There was some fortuitous news for the advertising industry out of Washington Tuesday: At a time when the industry is trying to demonstrate to government regulators that it can police itself when it comes to protecting consumers' privacy online, the National Advertising Review Council has successfully cited and resolved the first six cases regarding noncompliance with its self-regulatory program.
All six cases involved ad networks—Media Extension, Martini Media, PredictAd, QuinStreet, Reedge, and Veruta (MyBuys)—that were found to be out of compliance with the industry's principles for online behavioral advertising. According to NARC, after the companies were contacted, they all voluntarily corrected the problems, which primarily involved opt-out periods shorter than the program's five-year standard or links to opt-out mechanisms being missing entirely.
With Congress, the Federal Trade Commission, and the Department of Commerce all looking at ways to tighten consumer privacy on the Internet, advertisers are all too aware that enforcement of self-regulation is critical to keeping legislators and regulators at bay.
"I hope regulators and legislators see these first decisions as a strong indication that we take accountability seriously," said Genie Barton, the director of the accountability program for NARC, which is administered by the Council of Better Business Bureaus. "None of these companies did anything egregious or deceitful. They weren't watching their technology as closely as they should. I was amazed at how fast they got back to us."

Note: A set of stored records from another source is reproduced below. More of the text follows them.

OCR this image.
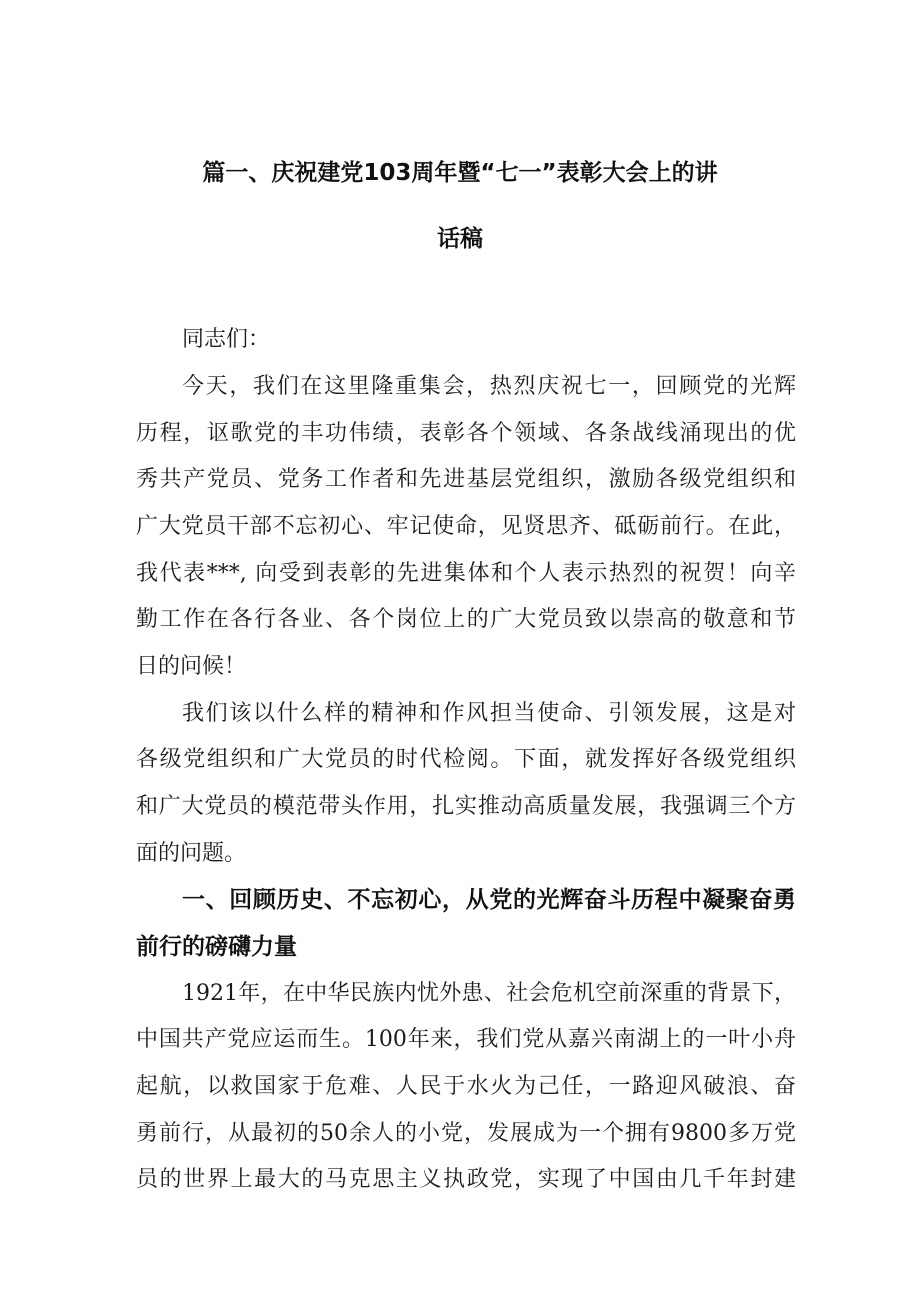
篇一、庆祝建党103周年暨“七一”表彰大会上的讲
话稿
同志们：
今天，我们在这里隆重集会，热烈庆祝七一，回顾党的光辉
历程，讴歌党的丰功伟绩，表彰各个领域、各条战线涌现出的优
秀共产党员、党务工作者和先进基层党组织，激励各级党组织和
广大党员干部不忘初心、牢记使命，见贤思齐、砥砺前行。在此，
我代表***, 向受到表彰的先进集体和个人表示热烈的祝贺！向辛
勤工作在各行各业、各个岗位上的广大党员致以崇高的敬意和节
日的问候！
我们该以什么样的精神和作风担当使命、引领发展，这是对
各级党组织和广大党员的时代检阅。下面，就发挥好各级党组织
和广大党员的模范带头作用，扎实推动高质量发展，我强调三个方
面的问题。
一、回顾历史、不忘初心，从党的光辉奋斗历程中凝聚奋勇
前行的磅礴力量
1921年，在中华民族内忧外患、社会危机空前深重的背景下，
中国共产党应运而生。100年来，我们党从嘉兴南湖上的一叶小舟
起航，以救国家于危难、人民于水火为己任，一路迎风破浪、奋
勇前行，从最初的50余人的小党，发展成为一个拥有9800多万党
员的世界上最大的马克思主义执政党，实现了中国由几千年封建
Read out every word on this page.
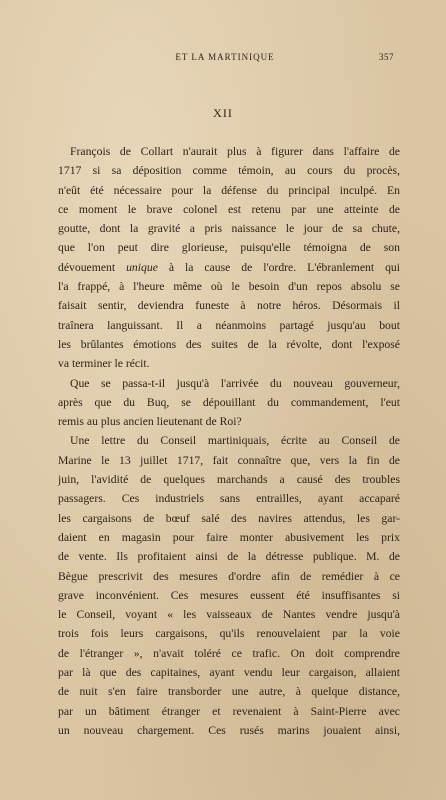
ET LA MARTINIQUE	357
XII
François de Collart n'aurait plus à figurer dans l'affaire de
1717 si sa déposition comme témoin, au cours du procès,
n'eût été nécessaire pour la défense du principal inculpé. En
ce moment le brave colonel est retenu par une atteinte de
goutte, dont la gravité a pris naissance le jour de sa chute,
que l'on peut dire glorieuse, puisqu'elle témoigna de son
dévouement unique à la cause de l'ordre. L'ébranlement qui
l'a frappé, à l'heure même où le besoin d'un repos absolu se
faisait sentir, deviendra funeste à notre héros. Désormais il
traînera languissant. Il a néanmoins partagé jusqu'au bout
les brûlantes émotions des suites de la révolte, dont l'exposé
va terminer le récit.
Que se passa-t-il jusqu'à l'arrivée du nouveau gouverneur,
après que du Buq, se dépouillant du commandement, l'eut
remis au plus ancien lieutenant de Roi?
Une lettre du Conseil martiniquais, écrite au Conseil de
Marine le 13 juillet 1717, fait connaître que, vers la fin de
juin, l'avidité de quelques marchands a causé des troubles
passagers. Ces industriels sans entrailles, ayant accaparé
les cargaisons de bœuf salé des navires attendus, les gar-
daient en magasin pour faire monter abusivement les prix
de vente. Ils profitaient ainsi de la détresse publique. M. de
Bègue prescrivit des mesures d'ordre afin de remédier à ce
grave inconvénient. Ces mesures eussent été insuffisantes si
le Conseil, voyant « les vaisseaux de Nantes vendre jusqu'à
trois fois leurs cargaisons, qu'ils renouvelaient par la voie
de l'étranger », n'avait toléré ce trafic. On doit comprendre
par là que des capitaines, ayant vendu leur cargaison, allaient
de nuit s'en faire transborder une autre, à quelque distance,
par un bâtiment étranger et revenaient à Saint-Pierre avec
un nouveau chargement. Ces rusés marins jouaient ainsi,
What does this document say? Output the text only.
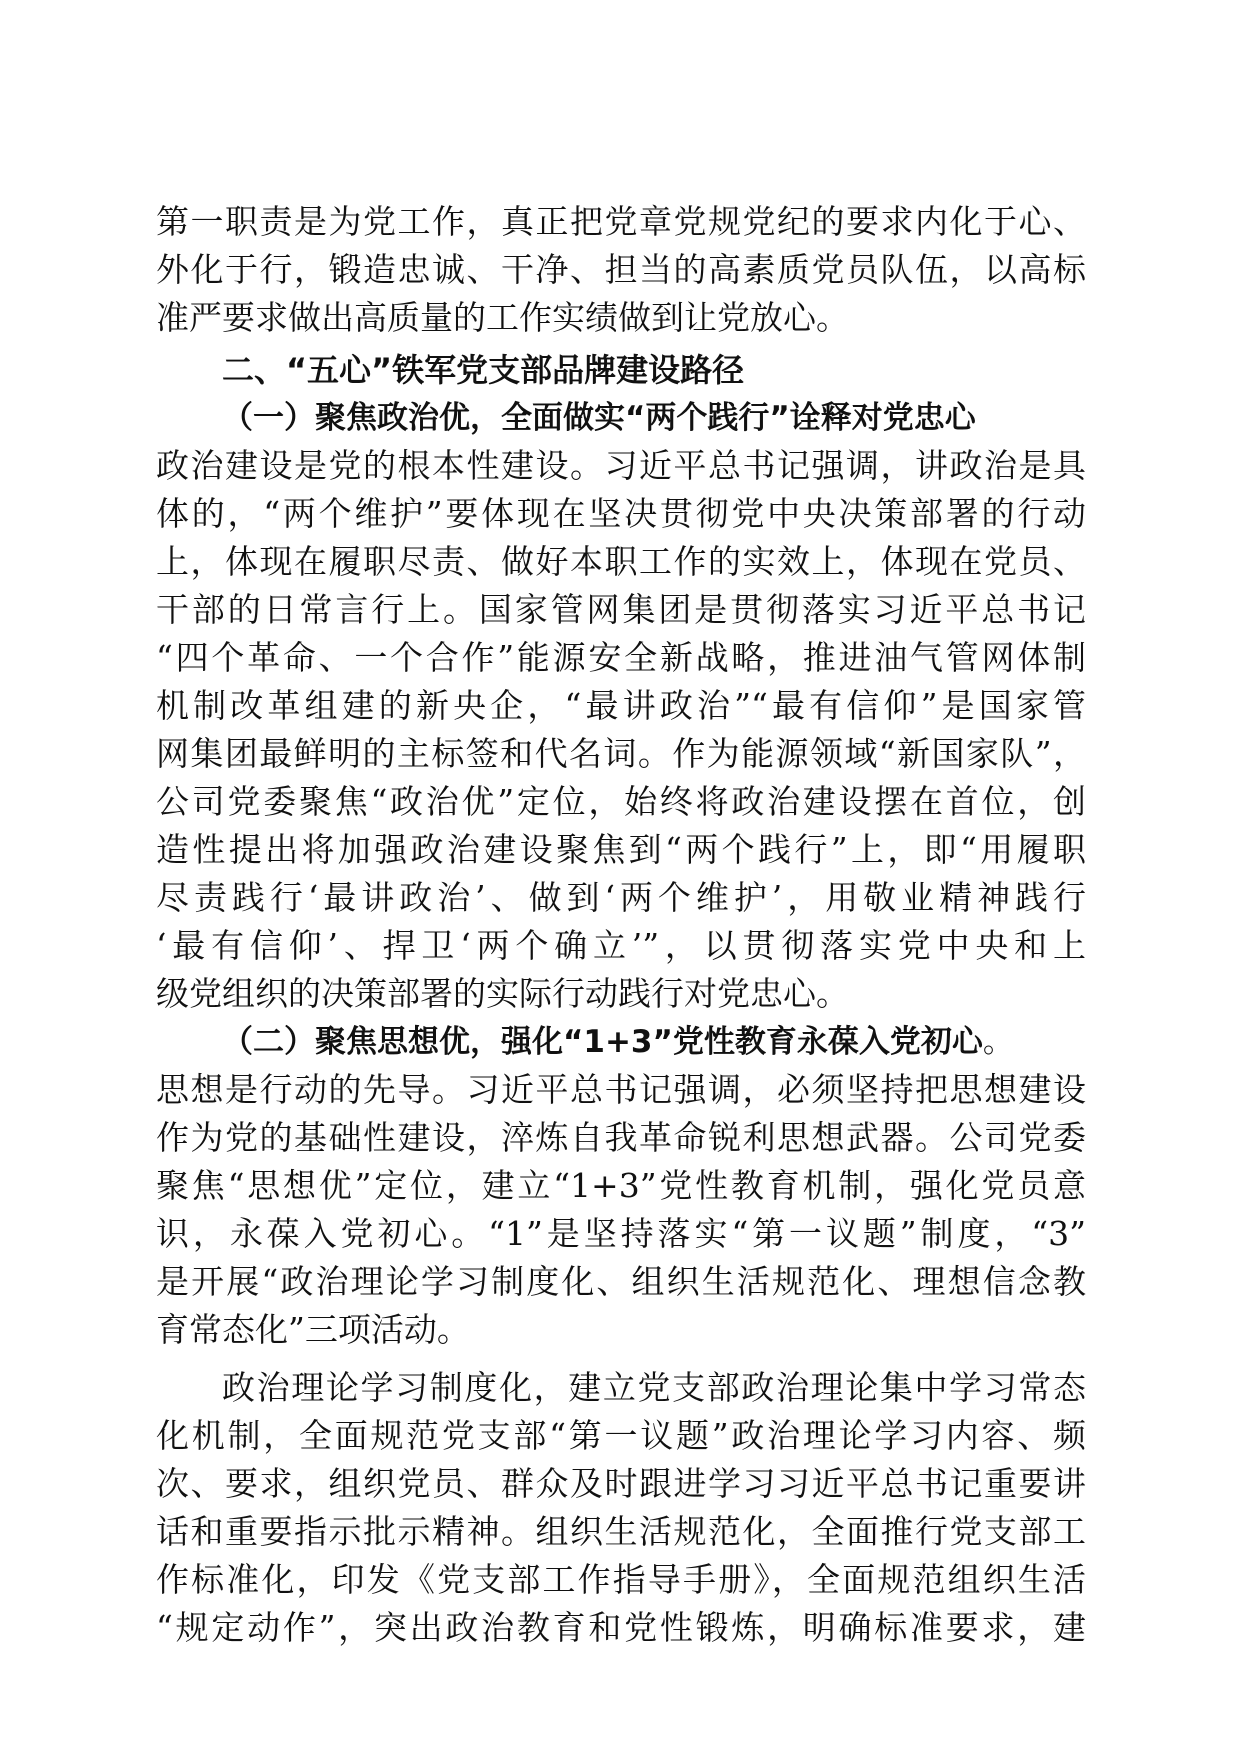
第一职责是为党工作，真正把党章党规党纪的要求内化于心、
外化于行，锻造忠诚、干净、担当的高素质党员队伍，以高标
准严要求做出高质量的工作实绩做到让党放心。
二、“五心”铁军党支部品牌建设路径
（一）聚焦政治优，全面做实“两个践行”诠释对党忠心
政治建设是党的根本性建设。习近平总书记强调，讲政治是具
体的，“两个维护”要体现在坚决贯彻党中央决策部署的行动
上，体现在履职尽责、做好本职工作的实效上，体现在党员、
干部的日常言行上。国家管网集团是贯彻落实习近平总书记
“四个革命、一个合作”能源安全新战略，推进油气管网体制
机制改革组建的新央企，“最讲政治”“最有信仰”是国家管
网集团最鲜明的主标签和代名词。作为能源领域“新国家队”，
公司党委聚焦“政治优”定位，始终将政治建设摆在首位，创
造性提出将加强政治建设聚焦到“两个践行”上，即“用履职
尽责践行‘最讲政治’、做到‘两个维护’，用敬业精神践行
‘最有信仰’、捍卫‘两个确立’”，以贯彻落实党中央和上
级党组织的决策部署的实际行动践行对党忠心。
（二）聚焦思想优，强化“1+3”党性教育永葆入党初心。
思想是行动的先导。习近平总书记强调，必须坚持把思想建设
作为党的基础性建设，淬炼自我革命锐利思想武器。公司党委
聚焦“思想优”定位，建立“1+3”党性教育机制，强化党员意
识，永葆入党初心。“1”是坚持落实“第一议题”制度，“3”
是开展“政治理论学习制度化、组织生活规范化、理想信念教
育常态化”三项活动。
政治理论学习制度化，建立党支部政治理论集中学习常态
化机制，全面规范党支部“第一议题”政治理论学习内容、频
次、要求，组织党员、群众及时跟进学习习近平总书记重要讲
话和重要指示批示精神。组织生活规范化，全面推行党支部工
作标准化，印发《党支部工作指导手册》，全面规范组织生活
“规定动作”，突出政治教育和党性锻炼，明确标准要求，建
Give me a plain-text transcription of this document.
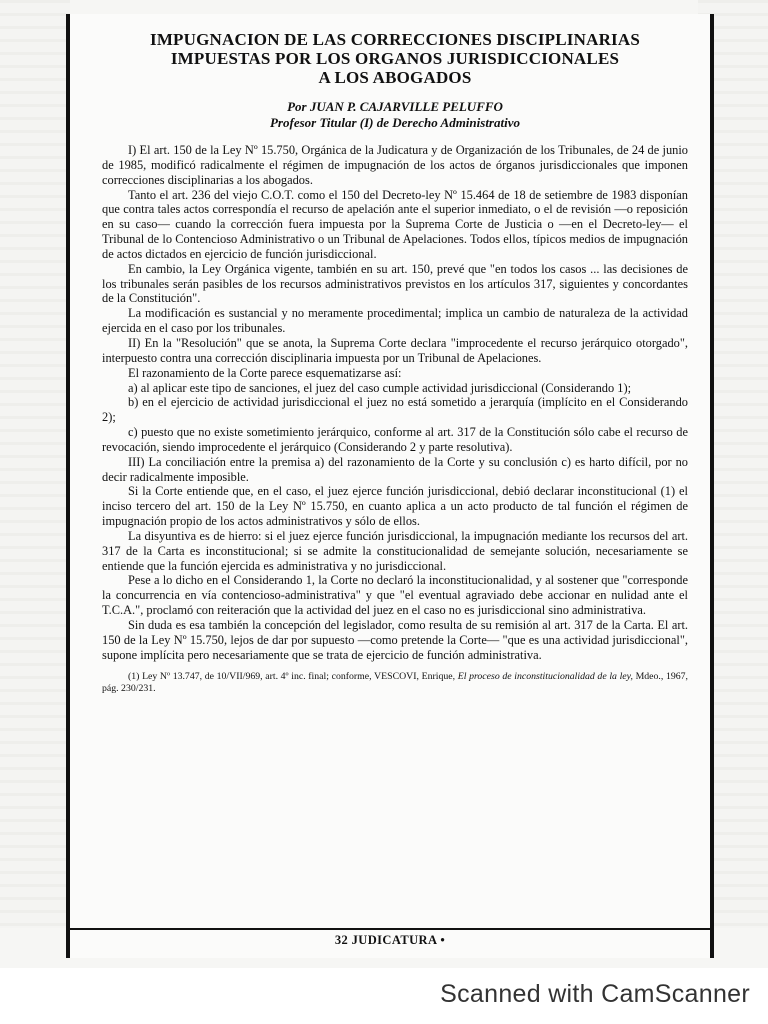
IMPUGNACION DE LAS CORRECCIONES DISCIPLINARIAS
IMPUESTAS POR LOS ORGANOS JURISDICCIONALES
A LOS ABOGADOS
Por JUAN P. CAJARVILLE PELUFFO
Profesor Titular (I) de Derecho Administrativo

I) El art. 150 de la Ley Nº 15.750, Orgánica de la Judicatura y de Organización de los Tribunales, de 24 de junio de 1985, modificó radicalmente el régimen de impugnación de los actos de órganos jurisdiccionales que imponen correcciones disciplinarias a los abogados.

Tanto el art. 236 del viejo C.O.T. como el 150 del Decreto-ley Nº 15.464 de 18 de setiembre de 1983 disponían que contra tales actos correspondía el recurso de apelación ante el superior inmediato, o el de revisión —o reposición en su caso— cuando la corrección fuera impuesta por la Suprema Corte de Justicia o —en el Decreto-ley— el Tribunal de lo Contencioso Administrativo o un Tribunal de Apelaciones. Todos ellos, típicos medios de impugnación de actos dictados en ejercicio de función jurisdiccional.

En cambio, la Ley Orgánica vigente, también en su art. 150, prevé que "en todos los casos ... las decisiones de los tribunales serán pasibles de los recursos administrativos previstos en los artículos 317, siguientes y concordantes de la Constitución".

La modificación es sustancial y no meramente procedimental; implica un cambio de naturaleza de la actividad ejercida en el caso por los tribunales.

II) En la "Resolución" que se anota, la Suprema Corte declara "improcedente el recurso jerárquico otorgado", interpuesto contra una corrección disciplinaria impuesta por un Tribunal de Apelaciones.

El razonamiento de la Corte parece esquematizarse así:

a) al aplicar este tipo de sanciones, el juez del caso cumple actividad jurisdiccional (Considerando 1);

b) en el ejercicio de actividad jurisdiccional el juez no está sometido a jerarquía (implícito en el Considerando 2);

c) puesto que no existe sometimiento jerárquico, conforme al art. 317 de la Constitución sólo cabe el recurso de revocación, siendo improcedente el jerárquico (Considerando 2 y parte resolutiva).

III) La conciliación entre la premisa a) del razonamiento de la Corte y su conclusión c) es harto difícil, por no decir radicalmente imposible.

Si la Corte entiende que, en el caso, el juez ejerce función jurisdiccional, debió declarar inconstitucional (1) el inciso tercero del art. 150 de la Ley Nº 15.750, en cuanto aplica a un acto producto de tal función el régimen de impugnación propio de los actos administrativos y sólo de ellos.

La disyuntiva es de hierro: si el juez ejerce función jurisdiccional, la impugnación mediante los recursos del art. 317 de la Carta es inconstitucional; si se admite la constitucionalidad de semejante solución, necesariamente se entiende que la función ejercida es administrativa y no jurisdiccional.

Pese a lo dicho en el Considerando 1, la Corte no declaró la inconstitucionalidad, y al sostener que "corresponde la concurrencia en vía contencioso-administrativa" y que "el eventual agraviado debe accionar en nulidad ante el T.C.A.", proclamó con reiteración que la actividad del juez en el caso no es jurisdiccional sino administrativa.

Sin duda es esa también la concepción del legislador, como resulta de su remisión al art. 317 de la Carta. El art. 150 de la Ley Nº 15.750, lejos de dar por supuesto —como pretende la Corte— "que es una actividad jurisdiccional", supone implícita pero necesariamente que se trata de ejercicio de función administrativa.

(1) Ley Nº 13.747, de 10/VII/969, art. 4º inc. final; conforme, VESCOVI, Enrique, El proceso de inconstitucionalidad de la ley, Mdeo., 1967, pág. 230/231.
32 JUDICATURA •
Scanned with CamScanner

NARC, which covers the entire advertising ecosystem, not just member associations, is one of two independent enforcement programs the advertising industry relies on to make sure all companies comply with the industry's privacy principles for online behavioral advertising.
Jon Leibowitz, chairman of the FTC called NARC's six enforcement actions "a promising start" in a speech delivered Tuesday in New York at Ad:Tech. "Not every self-regulatory program includes real accountability, but the ones that do work better and generally are able to avoid a more regulatory heavy hand from Congress," Leibowitz said.
Though privacy is getting a lot of attention in Washington, bills are all but stalled in Congress, and final reports from the FTC and Commerce have yet to be released.
Advertisers believe they can do a better job and react more quickly to the marketplace than regulators.
"Congress has been looking to do something forever. We can act quicker," said Barton. "We're ahead of where the FTC wants to move."
NARC's Barton said more compliance reports will be issued at regular intervals. "It's very important that accountability be open and transparent, which is why we publish these," she said.